LAS RAíCES DEL LA COCINA PERUANA

The Roots of Peruvian Cuisine

What is truly authentic Peruvian food? It is a question I am asked often, and one that I always find difficult to answer. ¿Sabes este sentimiento? (Know the feeling?) Some people compare the food of my country to modern fusion cuisine. That always surprises me. Fusion cuisine is a modern concept. It centers on the idea of intentionally layering unexpected flavors and textures together and often happens in a sophisticated dining setting. Peruvian cooking is the opposite. It is very humble, honest cooking. The flavor combinations are sophisticated, yes. But they are also rooted in long-standing traditions, the result of dozens of cultures’ cooking styles and ingredients merging together over many years. I often refer to the food of my homeland as one big estofado, or stew, that has been simmering for five hundred years and is finally ready to serve. It is Peruvian cuisine’s finest hour.

Understanding what makes Peruvian food so relevant today begins with its history, mi pasión secreta. An incredible number of foods—thousands of varieties of potatoes, quinoa, chile peppers, and so many other vegetables and fruits—trace their roots to Peru’s ancient costa, sierra, y selva (the coast, mountains, and jungle, as we call each region of my country) and our neighbors. Two civilizations in particular built incredible empires around those foods: the Moche, who flourished in northern Peru from the early second to around the eighth century, and the Incas, who spoke Quechua (a dialect still spoken today), who dominated the coast of northern and central South America from the thirteenth century until they were conquered by the Spanish in the late sixteenth century. When the Spanish embarked on a voyage around the world in the late fifteenth and early sixteenth centuries, hoping to find a faster route to Asia for the spice trade, they landed smack in the middle of a whole world of new ingredients. It would take a while for people elsewhere to appreciate them, but many truly changed world history.

That’s not to say it was a one-way street. The Spanish brought many ingredients that locals had never tasted: olives and olive oil, wheat flour, beef and different types of cheeses, garlic and herbs like cilantro, new fruits and vegetables, and “exotic” spices. (I still get excited, like a little kid doing something sneaky, when I throw star anise and cinnamon sticks, two of my favorite Asian spices brought from the Spanish Spice Trade stash, into so many of my savory and sweet dishes.)

Even more important were the people who made Peru their new home and who became an essential part of developing Peruvian cultura into what it is today. Some of Peru’s most famous dishes have African roots from the cooking styles of the slaves the Spanish brought along with them, like anticuchos, grilled meats and poultry in a tangy sauce (traditionally, organ meats, leftovers that the slaves were given, were and are still used on the streets of Peru). In 1821, after finally winning independence from Spain, the door to Peru opened for immigrants from all over the world. Like the United States, Peru has citizens with German, British, Arabic, and so many other roots. Italians were particularly influential to Peruvian cooking and brought pasta, Parmesan cheese, and more, but probably most important to modern Peruvian cooking was an influx of Chinese, Japanese, and other Asian immigrants in the nineteenth and twentieth centuries. They opened up a whole new world of Eastern flavors (beyond the spices the Spanish had already brought), from soy sauce to stir-fries and dumplings. Local ingredients merged with those of European, African, and Asian cultures.

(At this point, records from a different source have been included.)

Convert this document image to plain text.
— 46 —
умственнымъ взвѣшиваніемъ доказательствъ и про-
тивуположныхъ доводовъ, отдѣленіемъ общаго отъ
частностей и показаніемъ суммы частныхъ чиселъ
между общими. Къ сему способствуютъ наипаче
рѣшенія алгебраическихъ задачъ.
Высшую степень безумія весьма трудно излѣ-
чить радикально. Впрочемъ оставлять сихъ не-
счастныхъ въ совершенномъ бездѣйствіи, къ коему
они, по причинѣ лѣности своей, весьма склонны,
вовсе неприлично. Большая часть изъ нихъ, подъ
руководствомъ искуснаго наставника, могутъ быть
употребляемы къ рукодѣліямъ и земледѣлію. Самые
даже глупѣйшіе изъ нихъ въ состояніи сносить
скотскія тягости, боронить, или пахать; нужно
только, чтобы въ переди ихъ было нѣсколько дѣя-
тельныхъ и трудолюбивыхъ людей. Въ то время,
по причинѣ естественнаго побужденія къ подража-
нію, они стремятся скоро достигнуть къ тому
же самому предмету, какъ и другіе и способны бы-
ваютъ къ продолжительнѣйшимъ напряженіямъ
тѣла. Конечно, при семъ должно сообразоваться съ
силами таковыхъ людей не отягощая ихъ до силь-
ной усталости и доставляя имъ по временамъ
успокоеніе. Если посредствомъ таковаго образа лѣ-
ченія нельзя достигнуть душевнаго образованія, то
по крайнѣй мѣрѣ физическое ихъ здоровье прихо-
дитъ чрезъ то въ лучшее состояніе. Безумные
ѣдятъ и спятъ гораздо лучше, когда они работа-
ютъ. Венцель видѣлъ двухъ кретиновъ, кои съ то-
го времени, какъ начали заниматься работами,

That melting pot was a big mix, or stew, of cultures, yes, but probably the most significant of those new influences on Peruvian cooking was southern Chinese. After slavery was abolished in the 1850s, southern Chinese contract laborers arrived in Peru to fill the labor void. They were almost entirely Cantonese men who came to work on Peru’s sugar and cotton plantations. It was hardly better than slavery, but when the contract laborers finally paid back their travel and labor contracts after years of hard work, they started setting up their own businesses. Until recently, el Chino de la esquina, literally “the Chinese on the corner,” was slang for our neighborhood grocery stores, now filled with ingredients like soy sauce and kión, or ginger, which is indigenous to southern China. Ginger is usually called jengibre in Spanish, but we use the Cantonese root word. In the new Chino-Latino culture, we didn’t follow the same grammar rules as other Spanish-speaking countries—what’s the fun in that? Even the Chinese-Peruvian restaurants you find on almost every other block in Lima are known as chifas instead of restaurantes chinos.

What is so amazing to me is how all of those global influences didn’t stay locked up in each culture, but merged to create an entirely new style of cooking—that’s the true fusion of Peruvian cuisine. A good example is carapulcra (page 160), one of the oldest dishes still made by home cooks everywhere in Peru. The base of the stew is papas secas, traditional dried potatoes, with a good number of European, Asian, and African flavors coming from ingredients like garlic, peanuts, and spices. As I often tell people, I am not the creator of the food of my country. I simply polished the rough edges and took Peruvian food, so rich with history, where it always wanted to go. Yes, as a chef I add my own touches and incorporate more modern influences (particularly Japanese, as I spent many years working in some of the best sushi restaurants), but honoring the integrity of the ingredients and traditional dishes of my homeland is still most important to me.